A boxplot, also known as a box-and-whisker plot, is a graphical representation of the five-number summary, displaying the median, quartiles, and potential outliers in a dataset, making it a valuable tool for visualizing the distribution and spread of data. We will employ the R command boxplot() to compare the MPG and HP datasets from previous examples. This R command actually creates a modified boxplot by default. Recall the only difference between a regular boxplot and a modified box plot is that data which falls outside of the interquartile range is denoted as an outlier and plotted as an individual point on the graph.

Code
# Generate boxplot for MPG
boxplot(carsMPG, main = "Boxplot of MPG", horizontal = TRUE, xlab = "MPG")

Code
# Generate boxplot for HP
boxplot(carsHP, main = "Boxplot of HP", horizontal = TRUE, xlab = "HP")

Let’s also compare the boxplots of each of the four datasets for which we explored normal, skewed right, skewed left, and uniform distributions.

Code
# Create histogram/boxplot of normal data
# Sample normal distribution
normalData <- rnorm(100)
hist(normalData, main = "Normal distribution")

Code
boxplot(normalData, main = "Normal Distribution", horizontal = TRUE)

Code
# Create histogram/boxplot of uniform data
# Sample uniform distribution using the command runif
uniformData <- runif(50000, min = 10, max = 11)
hist(uniformData, main = "Uniform distribution")

Code
boxplot(uniformData, main = "Uniform Distribution", horizontal = TRUE)

Code
# Sample of a distribution that is skewed right
skewedRightData <- rexp(1000, 0.4)
# Create histogram/boxplot of skewed right data
hist(skewedRightData, main = "Distribution that is skewed right")

Code
boxplot(skewedRightData, main = "Distribution that is skewed right", 
        horizontal = TRUE)

Code
# Sample of a distribution that is skewed left
skewedLeftData <- 1 - rexp(1000, 0.2)
# Create histogram/boxplot of skewed left data
hist(skewedLeftData, main = "Distribution that is skewed left")

Code
boxplot(skewedLeftData, main = "Distribution that is skewed left", horizontal = TRUE)

Notice there are a lot of outliers shown on the skewed left & right data. These points are what is causing the long tails on both histograms.
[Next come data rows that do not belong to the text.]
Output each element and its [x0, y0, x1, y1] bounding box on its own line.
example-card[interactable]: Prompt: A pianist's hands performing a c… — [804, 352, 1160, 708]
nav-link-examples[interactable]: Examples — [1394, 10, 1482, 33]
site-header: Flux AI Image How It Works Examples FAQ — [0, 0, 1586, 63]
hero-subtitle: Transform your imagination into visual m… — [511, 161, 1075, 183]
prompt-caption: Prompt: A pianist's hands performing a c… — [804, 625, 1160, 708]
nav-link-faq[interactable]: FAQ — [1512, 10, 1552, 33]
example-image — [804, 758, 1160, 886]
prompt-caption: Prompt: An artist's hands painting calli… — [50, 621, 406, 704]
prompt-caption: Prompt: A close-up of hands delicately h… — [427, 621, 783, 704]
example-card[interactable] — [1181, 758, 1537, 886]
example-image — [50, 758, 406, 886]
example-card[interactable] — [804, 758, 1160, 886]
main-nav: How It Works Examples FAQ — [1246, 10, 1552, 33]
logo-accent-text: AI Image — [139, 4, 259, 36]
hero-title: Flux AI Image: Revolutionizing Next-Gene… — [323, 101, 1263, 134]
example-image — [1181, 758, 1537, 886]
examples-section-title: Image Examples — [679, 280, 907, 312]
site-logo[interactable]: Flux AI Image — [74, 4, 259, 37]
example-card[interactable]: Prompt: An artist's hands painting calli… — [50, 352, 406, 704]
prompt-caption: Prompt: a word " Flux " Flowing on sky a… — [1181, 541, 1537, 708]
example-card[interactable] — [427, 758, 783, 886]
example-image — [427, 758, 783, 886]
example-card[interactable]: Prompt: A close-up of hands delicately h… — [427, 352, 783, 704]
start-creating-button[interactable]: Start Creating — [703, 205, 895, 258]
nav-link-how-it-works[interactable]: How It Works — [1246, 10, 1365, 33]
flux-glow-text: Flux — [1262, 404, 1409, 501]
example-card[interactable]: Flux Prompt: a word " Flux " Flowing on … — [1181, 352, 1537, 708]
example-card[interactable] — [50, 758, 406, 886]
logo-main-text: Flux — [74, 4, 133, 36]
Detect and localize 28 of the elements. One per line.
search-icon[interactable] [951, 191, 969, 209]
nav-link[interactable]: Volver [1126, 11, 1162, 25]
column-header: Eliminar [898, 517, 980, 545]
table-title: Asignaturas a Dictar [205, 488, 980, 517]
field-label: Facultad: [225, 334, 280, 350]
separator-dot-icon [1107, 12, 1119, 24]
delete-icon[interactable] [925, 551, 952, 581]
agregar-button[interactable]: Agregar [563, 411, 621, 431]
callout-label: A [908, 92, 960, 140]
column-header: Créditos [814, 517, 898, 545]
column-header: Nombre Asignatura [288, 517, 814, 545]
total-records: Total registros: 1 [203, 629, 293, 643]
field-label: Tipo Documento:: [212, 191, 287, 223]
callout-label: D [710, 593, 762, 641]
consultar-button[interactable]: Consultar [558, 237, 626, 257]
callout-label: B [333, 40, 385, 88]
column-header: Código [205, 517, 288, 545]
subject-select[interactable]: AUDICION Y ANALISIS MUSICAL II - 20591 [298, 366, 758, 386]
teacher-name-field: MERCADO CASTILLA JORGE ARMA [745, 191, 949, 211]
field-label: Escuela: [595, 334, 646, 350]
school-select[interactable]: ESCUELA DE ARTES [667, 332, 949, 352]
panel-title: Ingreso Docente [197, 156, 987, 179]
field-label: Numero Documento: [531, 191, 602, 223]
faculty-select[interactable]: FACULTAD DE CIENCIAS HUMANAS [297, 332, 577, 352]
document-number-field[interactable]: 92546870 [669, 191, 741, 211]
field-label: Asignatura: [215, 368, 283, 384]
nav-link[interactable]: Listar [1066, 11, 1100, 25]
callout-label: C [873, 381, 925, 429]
3.3.5 Let’s put it all together!

We will use everything we have learned so far in this section to explore the differences between our two test score datasets, i.e., scores and scores2. These are fictional collections of test scores with scores2 containing several more extremely low test scores than scores. Our first task is to transform the datasets to z-scores and visualize the scaled datasets with a histrogram.

Code
# Transform the scores data to z-scores and store the new data in zscores
zscores <- scale(scores)

# Transform the scorres2 data to z-scores and store the new data in zscores2
zscores2 <- scale(scores2)

# Generate a histogram of the transformed from scores
hist(zscores, main = "Normalized test scores #1", xlab = "Z-score")

Code
# Generate a histogram of the transformed from scores2
hist(zscores2, main = "Normalized test scores #2", xlab = "Z-score")

Out of the two fictional classes, are there any test scores that are significantly high or low? What can we conclude about those scores? Now, let’s compute the 5-number summary for each group of test scores.

Code
# Compute 5-number summary for scores
summary(scores)
   Min. 1st Qu.  Median    Mean 3rd Qu.    Max. 
  15.00   75.00   84.00   74.18   87.00   95.00 
Code
# Compute 5-number summary for scores2
summary(scores2)
   Min. 1st Qu.  Median    Mean 3rd Qu.    Max. 
   1.00   20.00   75.00   60.57   85.00   95.00 

Finally, let’s create boxplots for both datasets and show them on the same plot window for comparison.

Code
# Generate boxplot for both
boxplot(scores, main = "Boxplot of test scores #1", horizontal = TRUE, 
        xlab = "Scores")

Code
boxplot(scores2, main = "Boxplot of test scores #2", horizontal = TRUE, 
        xlab = "Scores")

What conclusions can we draw regarding the two datasets? If these were two real classes, how would the boxplots help the teacher understand grade performance for the entire class?